Sang tuan manggut-manggut. "Iya juga, ya. Habis, muka kamu mirip banget sama orang-orang sana."
Senyum samar terbentuk di mulut sang bidadari. "Di dunia kami itu, banyak yang penampilannya berbeda ...."
Mendengar suara derap kaki dari kejauhan, bidadari bertubuh langsing itu itu menghentikan ucapannya. Ada seorang bidadari lain tengah mendekatinya, berbusana kuning terang dengan rok mengembang. Wajah bidadari itu begitu ceria, bak anak kecil yang akan diberi permen. Bahkan jalannya pun terlihat sangat bersemangat, sampai melompat-lompat.
Sang bidadari berbusana merah mengerutkan kening. Bertanya-tanya apakah bidadari yang baru datang itu cuma ingin bermain-main?
Meski begitu, bidadari berbusana merah tetap memberikan senyum penghormatan. "Perkenalkan, namaku Xi. Senang bertemu denganmu."
"Hai Xi! Namaku Zita, mari bertarung sampai hati kita puas!" jawab Zita dengan nada kelewat ceria.
Alih-alih langsung menjawab, Xi malah mengamati mata Zita. "Warna matamu menarik sekali .... Ah maaf, aku tidak akan menghakimi, kok. Menurutku, perbedaan warna mata tak ada urusannya dengan pemilihan ratu ini."
"Ugh, sejujurnya aku samasekali tidak peduli dengan mataku ini," jawab Zita sambil menelengkan kepalanya dan memajang ekspresi bak orang bodoh. "Jadi, mau bertarung, tidak?"
"Sebelumnya, kita harus memeriksa keadaan terlebih dahulu, siapa tahu masih ada monster," jawab Xi, berbalik memunggungi Zita, mulai melangkah dari tempat itu.
Ekspresi Zita berubah tidak bersemangat. Ia pun memunculkan senjatanya, sebuah perisai bundar.
"Awas!" pekik tuan Xi saat Zita berlari maju.
Namun, Xi sudah siap, dia kembali memutar tubuhnya dan menangkis hantaman perisai Zita dengan gagang tombaknya.

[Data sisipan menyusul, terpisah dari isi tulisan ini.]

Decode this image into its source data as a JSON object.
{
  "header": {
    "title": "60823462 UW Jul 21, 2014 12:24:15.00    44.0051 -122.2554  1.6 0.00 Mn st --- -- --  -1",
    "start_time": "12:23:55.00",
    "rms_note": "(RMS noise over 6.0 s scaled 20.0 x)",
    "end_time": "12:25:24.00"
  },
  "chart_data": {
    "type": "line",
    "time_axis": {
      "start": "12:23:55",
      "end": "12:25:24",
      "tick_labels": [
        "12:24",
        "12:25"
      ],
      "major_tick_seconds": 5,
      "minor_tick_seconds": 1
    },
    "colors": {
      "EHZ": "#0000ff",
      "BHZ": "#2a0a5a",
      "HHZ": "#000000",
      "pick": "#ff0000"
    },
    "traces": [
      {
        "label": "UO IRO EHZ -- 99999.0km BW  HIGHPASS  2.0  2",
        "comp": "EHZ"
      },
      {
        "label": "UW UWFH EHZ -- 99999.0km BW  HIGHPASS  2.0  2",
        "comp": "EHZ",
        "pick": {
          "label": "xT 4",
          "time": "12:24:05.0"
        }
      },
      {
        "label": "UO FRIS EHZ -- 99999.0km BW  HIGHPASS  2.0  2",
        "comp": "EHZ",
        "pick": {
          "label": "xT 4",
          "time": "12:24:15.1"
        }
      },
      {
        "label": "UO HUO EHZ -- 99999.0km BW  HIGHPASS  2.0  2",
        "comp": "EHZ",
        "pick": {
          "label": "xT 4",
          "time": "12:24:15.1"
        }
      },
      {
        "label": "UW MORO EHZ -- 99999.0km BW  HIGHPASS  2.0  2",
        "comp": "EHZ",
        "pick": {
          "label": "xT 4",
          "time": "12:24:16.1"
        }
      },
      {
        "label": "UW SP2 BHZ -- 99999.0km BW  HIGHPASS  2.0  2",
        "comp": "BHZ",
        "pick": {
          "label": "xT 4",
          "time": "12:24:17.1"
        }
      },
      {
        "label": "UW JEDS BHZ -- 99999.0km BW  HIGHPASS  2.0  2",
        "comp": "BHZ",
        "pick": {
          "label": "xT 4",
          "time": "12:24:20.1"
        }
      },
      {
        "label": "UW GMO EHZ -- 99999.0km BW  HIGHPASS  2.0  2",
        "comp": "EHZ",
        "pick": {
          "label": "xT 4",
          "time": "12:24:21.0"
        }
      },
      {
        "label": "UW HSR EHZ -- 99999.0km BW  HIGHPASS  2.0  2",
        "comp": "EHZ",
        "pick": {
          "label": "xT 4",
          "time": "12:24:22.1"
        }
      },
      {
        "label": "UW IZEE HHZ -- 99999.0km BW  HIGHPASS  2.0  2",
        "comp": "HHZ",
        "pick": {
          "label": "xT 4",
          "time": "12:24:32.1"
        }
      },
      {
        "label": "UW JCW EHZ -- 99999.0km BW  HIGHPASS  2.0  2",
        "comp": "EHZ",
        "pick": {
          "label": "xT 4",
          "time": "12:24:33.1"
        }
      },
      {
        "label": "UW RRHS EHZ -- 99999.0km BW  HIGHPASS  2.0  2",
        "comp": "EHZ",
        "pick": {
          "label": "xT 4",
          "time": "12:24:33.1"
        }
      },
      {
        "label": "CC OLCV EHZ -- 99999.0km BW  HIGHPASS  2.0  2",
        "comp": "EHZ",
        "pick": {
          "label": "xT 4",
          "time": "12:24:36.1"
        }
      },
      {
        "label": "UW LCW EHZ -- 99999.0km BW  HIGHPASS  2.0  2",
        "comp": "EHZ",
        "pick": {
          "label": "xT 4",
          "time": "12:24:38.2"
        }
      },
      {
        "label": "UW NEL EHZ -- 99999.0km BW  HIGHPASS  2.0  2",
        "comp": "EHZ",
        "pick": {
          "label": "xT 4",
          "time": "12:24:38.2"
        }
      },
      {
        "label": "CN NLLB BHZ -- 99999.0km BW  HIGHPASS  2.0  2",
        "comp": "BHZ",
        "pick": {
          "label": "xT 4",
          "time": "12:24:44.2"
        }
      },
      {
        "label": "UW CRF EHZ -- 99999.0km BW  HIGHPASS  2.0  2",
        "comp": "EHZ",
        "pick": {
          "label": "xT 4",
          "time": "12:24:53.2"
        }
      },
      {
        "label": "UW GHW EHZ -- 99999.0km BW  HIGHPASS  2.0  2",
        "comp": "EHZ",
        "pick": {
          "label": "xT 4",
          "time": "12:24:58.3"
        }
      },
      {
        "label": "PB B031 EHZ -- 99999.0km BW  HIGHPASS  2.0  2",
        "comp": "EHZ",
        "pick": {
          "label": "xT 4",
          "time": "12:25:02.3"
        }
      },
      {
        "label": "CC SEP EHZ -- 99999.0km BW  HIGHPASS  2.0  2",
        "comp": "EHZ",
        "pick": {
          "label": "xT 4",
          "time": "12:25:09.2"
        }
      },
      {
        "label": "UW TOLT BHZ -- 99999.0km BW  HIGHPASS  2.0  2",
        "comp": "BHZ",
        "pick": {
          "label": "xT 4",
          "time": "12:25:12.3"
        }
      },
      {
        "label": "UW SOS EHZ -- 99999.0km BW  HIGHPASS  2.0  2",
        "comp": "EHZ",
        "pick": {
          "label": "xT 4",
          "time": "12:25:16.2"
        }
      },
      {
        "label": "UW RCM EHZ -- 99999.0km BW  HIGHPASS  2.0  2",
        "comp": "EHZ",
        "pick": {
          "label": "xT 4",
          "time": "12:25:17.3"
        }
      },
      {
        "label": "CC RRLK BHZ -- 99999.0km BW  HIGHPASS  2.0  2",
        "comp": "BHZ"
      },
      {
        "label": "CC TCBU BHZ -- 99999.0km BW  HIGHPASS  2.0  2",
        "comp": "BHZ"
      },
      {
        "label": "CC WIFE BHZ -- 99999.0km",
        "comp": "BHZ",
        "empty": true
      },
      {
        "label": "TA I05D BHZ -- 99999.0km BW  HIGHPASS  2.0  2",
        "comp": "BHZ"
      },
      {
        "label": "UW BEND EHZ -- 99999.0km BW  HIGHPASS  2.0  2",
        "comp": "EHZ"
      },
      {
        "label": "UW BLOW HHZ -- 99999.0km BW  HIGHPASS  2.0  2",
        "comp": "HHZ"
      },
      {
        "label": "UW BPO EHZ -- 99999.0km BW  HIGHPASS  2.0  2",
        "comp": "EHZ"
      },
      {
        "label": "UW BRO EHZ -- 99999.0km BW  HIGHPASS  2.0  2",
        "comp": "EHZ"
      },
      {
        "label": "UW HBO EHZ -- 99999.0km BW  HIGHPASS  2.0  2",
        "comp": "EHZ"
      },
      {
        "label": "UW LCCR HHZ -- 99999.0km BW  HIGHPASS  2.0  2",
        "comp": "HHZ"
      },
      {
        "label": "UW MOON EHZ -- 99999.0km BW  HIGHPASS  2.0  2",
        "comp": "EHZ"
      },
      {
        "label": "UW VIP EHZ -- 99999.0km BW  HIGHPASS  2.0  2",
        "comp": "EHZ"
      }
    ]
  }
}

"Orang-orang seperti kamu yang membuat kaum bermata amber dan hazel dihakimi, padahal banyak dari mereka yang berhati baik," hardik Xi dengan nada tajam.
"Ahahahaha!" Zita melompat mundur, langsung memasang kuda-kuda. "Sudah kubilang, aku tidak peduli dengan yang seperti itu. Aku cuma ingin bermain!"